As seen in the following bytes generated for each of them using "Example String" and "Example Key" as the plainText and secretKey respectively -

ASCII
clearBytes: [69,120,97,109,112,108,101,32,83,116,114,105,110,103,]
encryptor.Key: [123,213,18,82,141,249,182,218,247,31,246,83,80,77,195,134,230,92,0,125,232,210,135,115,145,193,140,239,228,225,183,13,]
encryptor.IV: [101,74,46,177,46,233,68,252,83,169,211,13,249,61,118,167,]
Result: eQus9GLPKULh9vhRWOJjog==

Unicode:
clearBytes: [69,0,120,0,97,0,109,0,112,0,108,0,101,0,32,0,83,0,116,0,114,0,105,0,110,0,103,0,]
encryptor.Key: [123,213,18,82,141,249,182,218,247,31,246,83,80,77,195,134,230,92,0,125,232,210,135,115,145,193,140,239,228,225,183,13,]
encryptor.IV: [101,74,46,177,46,233,68,252,83,169,211,13,249,61,118,167,]
Result: eAQO+odxOdGlNRB81SHR2XzJhyWtz6XmQDko9HyDe0w=

The JS result was similar too, which confirmed that it's using ASCII byte conversion -

keyBytes: 7bd512528df9b6daf71ff653504dc386e65c007de8d2877391c18cefe4e1b70d654a2eb12ee944fc53a9d30df93d76a7
key: 7bd512528df9b6daf71ff653504dc386e65c007de8d2877391c18cefe4e1b70d
iv: 654a2eb12ee944fc53a9d30df93d76a7  

Thus I just need to increase the length of the plainText to make it use Unicode equivalent byte generation (Sorry, not familiar with the term). Since Unicode was assigning 2 space for each character in the byteArray, keeping the second space as 0, I basically created gap in the plainText's characters and filled that gap with character whose ASCII value was 0 using the addExtraByteToChars() function. And it made all the difference.

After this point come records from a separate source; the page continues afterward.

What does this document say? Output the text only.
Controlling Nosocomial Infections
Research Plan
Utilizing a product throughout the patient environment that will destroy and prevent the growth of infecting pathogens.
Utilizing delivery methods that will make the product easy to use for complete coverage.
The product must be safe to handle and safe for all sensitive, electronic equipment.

It's a workaround for sure, but started working for my scenario. I suppose this may or may not prove useful to others, thus sharing the findings. If anyone can suggest better implementation of the addExtraByteToChars() function (probably some term for this conversion instead of ASCII to Unicode or a better, efficient, and not hacky way to do that), please suggest it.